Further observations may solve that remaining mystery, he said.

For now, the new observations come closer to a black hole -- as measured in relation to the presumed size of the given black hole -- than any previous, Bower said. The primary work was done with the National Science Foundation's Very Long Baseline Array of telescopes.

Blurry vision
The radio-emitting region is called Sagittarius A* (meaning A-star). It was discovered in 1974 and later determined to be associated with a central, supermassive black hole. The whole setup is about 26,000 light-years from Earth.

The area is shrouded in dust, so visible-light telescopes can't study Sagittarius A*. Radio waves penetrate the dust but are scattered by the turbulent, hot gas in the area. The astronomers said this scattering had frustrated previous attempts to peer into the very core of the action. Bower likened the task to trying to spot a yellow rubber duck through the frosted glass of a shower stall.

To cut through the cosmic fog, the team employed higher radio frequencies, which correspond to shorter wavelengths.
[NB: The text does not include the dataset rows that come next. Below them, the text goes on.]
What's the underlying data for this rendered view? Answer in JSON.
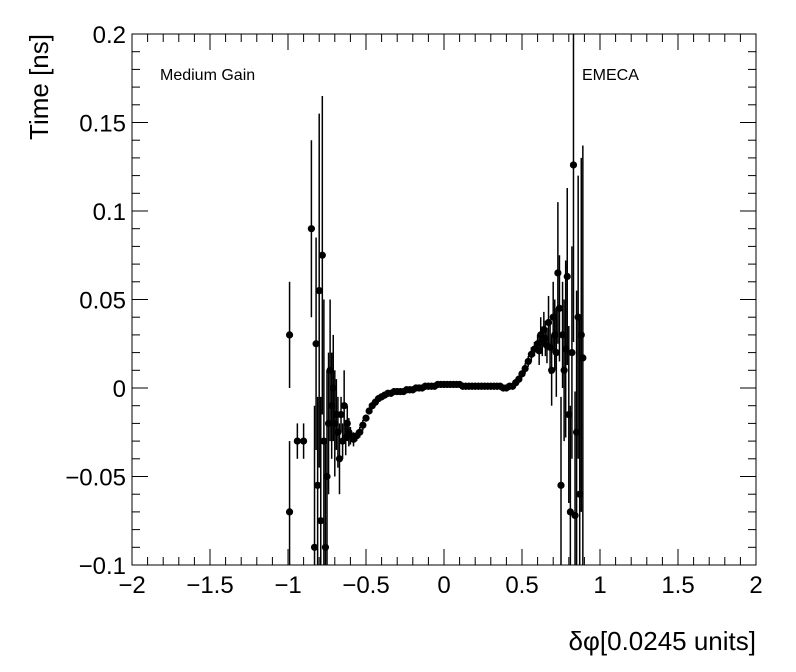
{
  "chart_data": {
    "type": "scatter",
    "xlabel": "δφ[0.0245 units]",
    "ylabel": "Time [ns]",
    "xlim": [
      -2,
      2
    ],
    "ylim": [
      -0.1,
      0.2
    ],
    "xticks": [
      -2,
      -1.5,
      -1,
      -0.5,
      0,
      0.5,
      1,
      1.5,
      2
    ],
    "xtick_labels": [
      "−2",
      "−1.5",
      "−1",
      "−0.5",
      "0",
      "0.5",
      "1",
      "1.5",
      "2"
    ],
    "yticks": [
      -0.1,
      -0.05,
      0,
      0.05,
      0.1,
      0.15,
      0.2
    ],
    "ytick_labels": [
      "−0.1",
      "−0.05",
      "0",
      "0.05",
      "0.1",
      "0.15",
      "0.2"
    ],
    "annotations": [
      "Medium Gain",
      "EMECA"
    ],
    "grid": false,
    "marker_color": "#000000",
    "series": [
      {
        "points": [
          [
            -0.99,
            0.03,
            0.03
          ],
          [
            -0.99,
            -0.07,
            0.04
          ],
          [
            -0.94,
            -0.03,
            0.01
          ],
          [
            -0.9,
            -0.03,
            0.01
          ],
          [
            -0.85,
            0.09,
            0.05
          ],
          [
            -0.83,
            -0.09,
            0.08
          ],
          [
            -0.82,
            0.025,
            0.06
          ],
          [
            -0.81,
            -0.055,
            0.05
          ],
          [
            -0.8,
            0.055,
            0.1
          ],
          [
            -0.79,
            -0.075,
            0.07
          ],
          [
            -0.78,
            0.075,
            0.09
          ],
          [
            -0.77,
            -0.03,
            0.08
          ],
          [
            -0.76,
            -0.09,
            0.06
          ],
          [
            -0.75,
            -0.05,
            0.06
          ],
          [
            -0.74,
            -0.02,
            0.04
          ],
          [
            -0.73,
            0.01,
            0.04
          ],
          [
            -0.72,
            -0.01,
            0.03
          ],
          [
            -0.71,
            0.0,
            0.03
          ],
          [
            -0.7,
            -0.02,
            0.03
          ],
          [
            -0.69,
            -0.015,
            0.02
          ],
          [
            -0.68,
            -0.025,
            0.02
          ],
          [
            -0.67,
            -0.04,
            0.02
          ],
          [
            -0.66,
            -0.015,
            0.01
          ],
          [
            -0.65,
            -0.03,
            0.01
          ],
          [
            -0.64,
            -0.01,
            0.02
          ],
          [
            -0.63,
            -0.028,
            0.01
          ],
          [
            -0.62,
            -0.02,
            0.01
          ],
          [
            -0.61,
            -0.025,
            0.008
          ],
          [
            -0.6,
            -0.027,
            0.005
          ],
          [
            -0.58,
            -0.029,
            0.004
          ],
          [
            -0.56,
            -0.027,
            0.003
          ],
          [
            -0.54,
            -0.025,
            0.003
          ],
          [
            -0.52,
            -0.021,
            0.003
          ],
          [
            -0.5,
            -0.017,
            0.002
          ],
          [
            -0.48,
            -0.013,
            0.002
          ],
          [
            -0.46,
            -0.01,
            0.002
          ],
          [
            -0.44,
            -0.008,
            0.002
          ],
          [
            -0.42,
            -0.006,
            0.002
          ],
          [
            -0.4,
            -0.005,
            0.002
          ],
          [
            -0.38,
            -0.004,
            0.002
          ],
          [
            -0.36,
            -0.003,
            0.002
          ],
          [
            -0.34,
            -0.003,
            0.002
          ],
          [
            -0.32,
            -0.002,
            0.002
          ],
          [
            -0.3,
            -0.002,
            0.002
          ],
          [
            -0.28,
            -0.002,
            0.002
          ],
          [
            -0.26,
            -0.002,
            0.002
          ],
          [
            -0.24,
            -0.001,
            0.002
          ],
          [
            -0.22,
            -0.001,
            0.002
          ],
          [
            -0.2,
            -0.001,
            0.002
          ],
          [
            -0.18,
            0.0,
            0.002
          ],
          [
            -0.16,
            0.0,
            0.002
          ],
          [
            -0.14,
            0.0,
            0.002
          ],
          [
            -0.12,
            0.001,
            0.002
          ],
          [
            -0.1,
            0.001,
            0.002
          ],
          [
            -0.08,
            0.001,
            0.002
          ],
          [
            -0.06,
            0.001,
            0.002
          ],
          [
            -0.04,
            0.002,
            0.002
          ],
          [
            -0.02,
            0.002,
            0.002
          ],
          [
            0.0,
            0.002,
            0.002
          ],
          [
            0.02,
            0.002,
            0.002
          ],
          [
            0.04,
            0.002,
            0.002
          ],
          [
            0.06,
            0.002,
            0.002
          ],
          [
            0.08,
            0.002,
            0.002
          ],
          [
            0.1,
            0.002,
            0.002
          ],
          [
            0.12,
            0.001,
            0.002
          ],
          [
            0.14,
            0.001,
            0.002
          ],
          [
            0.16,
            0.001,
            0.002
          ],
          [
            0.18,
            0.001,
            0.002
          ],
          [
            0.2,
            0.001,
            0.002
          ],
          [
            0.22,
            0.001,
            0.002
          ],
          [
            0.24,
            0.001,
            0.002
          ],
          [
            0.26,
            0.001,
            0.002
          ],
          [
            0.28,
            0.001,
            0.002
          ],
          [
            0.3,
            0.001,
            0.002
          ],
          [
            0.32,
            0.001,
            0.002
          ],
          [
            0.34,
            0.001,
            0.002
          ],
          [
            0.36,
            0.001,
            0.002
          ],
          [
            0.38,
            0.0,
            0.002
          ],
          [
            0.4,
            0.0,
            0.002
          ],
          [
            0.42,
            0.001,
            0.002
          ],
          [
            0.44,
            0.001,
            0.002
          ],
          [
            0.46,
            0.003,
            0.002
          ],
          [
            0.48,
            0.005,
            0.002
          ],
          [
            0.5,
            0.008,
            0.002
          ],
          [
            0.52,
            0.011,
            0.003
          ],
          [
            0.54,
            0.015,
            0.003
          ],
          [
            0.56,
            0.019,
            0.004
          ],
          [
            0.58,
            0.022,
            0.004
          ],
          [
            0.6,
            0.025,
            0.005
          ],
          [
            0.61,
            0.021,
            0.008
          ],
          [
            0.62,
            0.03,
            0.01
          ],
          [
            0.63,
            0.026,
            0.008
          ],
          [
            0.64,
            0.033,
            0.01
          ],
          [
            0.65,
            0.028,
            0.01
          ],
          [
            0.66,
            0.024,
            0.01
          ],
          [
            0.67,
            0.037,
            0.015
          ],
          [
            0.68,
            0.023,
            0.015
          ],
          [
            0.69,
            0.01,
            0.02
          ],
          [
            0.7,
            0.04,
            0.02
          ],
          [
            0.71,
            0.03,
            0.02
          ],
          [
            0.72,
            0.02,
            0.025
          ],
          [
            0.73,
            0.065,
            0.04
          ],
          [
            0.74,
            0.045,
            0.03
          ],
          [
            0.75,
            -0.055,
            0.05
          ],
          [
            0.76,
            0.03,
            0.03
          ],
          [
            0.77,
            0.01,
            0.04
          ],
          [
            0.78,
            0.022,
            0.05
          ],
          [
            0.79,
            0.063,
            0.05
          ],
          [
            0.8,
            -0.015,
            0.05
          ],
          [
            0.81,
            -0.07,
            0.06
          ],
          [
            0.82,
            0.02,
            0.06
          ],
          [
            0.83,
            0.126,
            0.1
          ],
          [
            0.84,
            -0.072,
            0.07
          ],
          [
            0.85,
            -0.025,
            0.08
          ],
          [
            0.86,
            0.04,
            0.08
          ],
          [
            0.87,
            -0.06,
            0.1
          ],
          [
            0.88,
            0.03,
            0.1
          ],
          [
            0.89,
            0.017,
            0.12
          ]
        ]
      }
    ]
  }
}
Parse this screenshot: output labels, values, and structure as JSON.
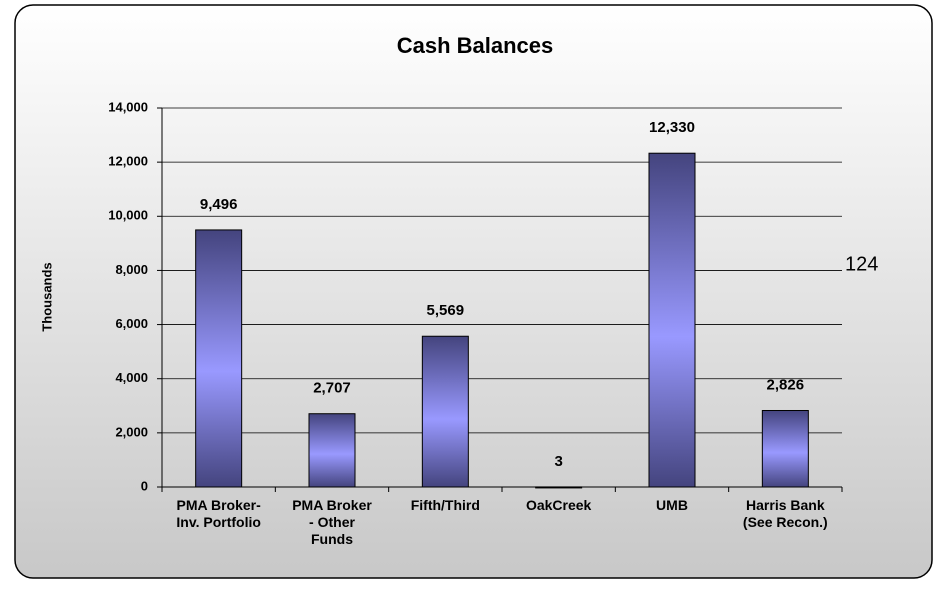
{
  "chart_data": {
    "type": "bar",
    "title": "Cash Balances",
    "y_label": "Thousands",
    "categories": [
      "PMA Broker-\nInv. Portfolio",
      "PMA Broker\n- Other\nFunds",
      "Fifth/Third",
      "OakCreek",
      "UMB",
      "Harris Bank\n(See Recon.)"
    ],
    "values": [
      9496,
      2707,
      5569,
      3,
      12330,
      2826
    ],
    "value_labels": [
      "9,496",
      "2,707",
      "5,569",
      "3",
      "12,330",
      "2,826"
    ],
    "color": "#9999ff",
    "ylim": [
      0,
      14000
    ],
    "yticks": [
      0,
      {
        "value": 2000,
        "label": "2,000"
      },
      {
        "value": 4000,
        "label": "4,000"
      },
      {
        "value": 6000,
        "label": "6,000"
      },
      {
        "value": 8000,
        "label": "8,000"
      },
      {
        "value": 10000,
        "label": "10,000"
      },
      {
        "value": 12000,
        "label": "12,000"
      },
      {
        "value": 14000,
        "label": "14,000"
      }
    ],
    "grid": true,
    "annotation": "124"
  }
}
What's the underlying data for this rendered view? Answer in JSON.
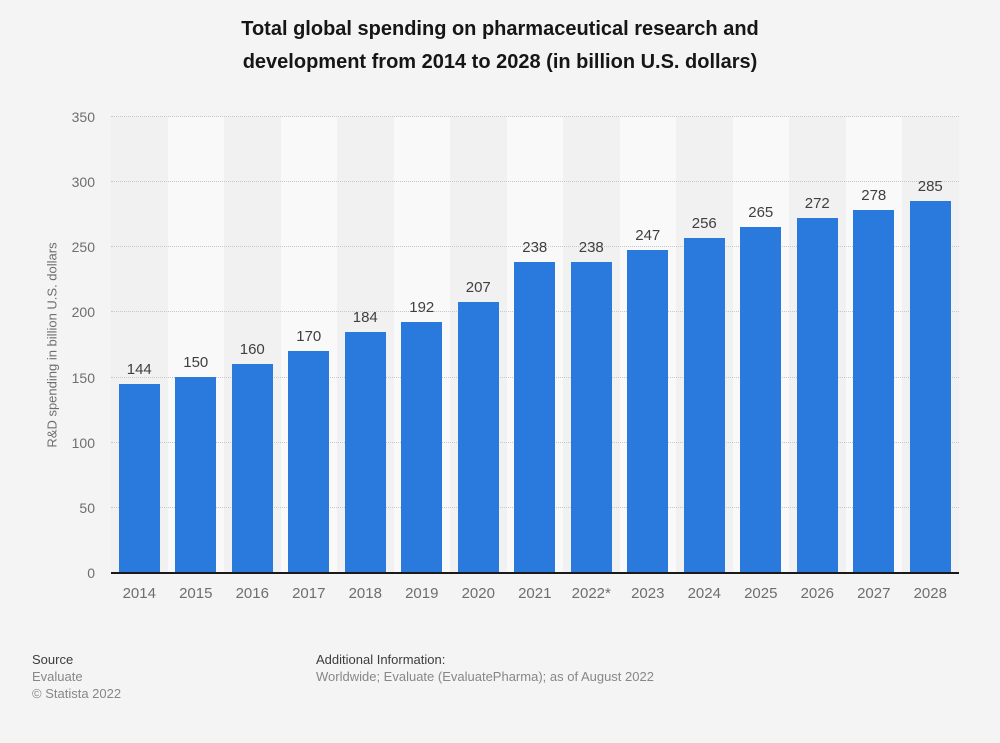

They also used longer wavelength observations to determine the effects of the scattering, then removed those effects from the short-wavelength data.

"After 30 years, radio telescopes finally have lifted the fog and we can see what is going on," said fellow investigator Heino Falcke of the Westerbork Radio Observatory in the Netherlands.

The researchers say the new observations rule out some less popular ideas for the cause of the radio emissions.

And there is room for improvement, Falcke and Bower say, by using even shorter wavelengths to drill down to the cutoff point -- the outer sphere of the black hole -- and essentially see a shadow of the immense dark object. Such an observation was proposed, based solely on theory, by Falcke and other colleagues more than four years ago.

"Imaging the shadow of the black hole's event horizon is now within our reach, if we work hard enough in the coming years," Falcke said.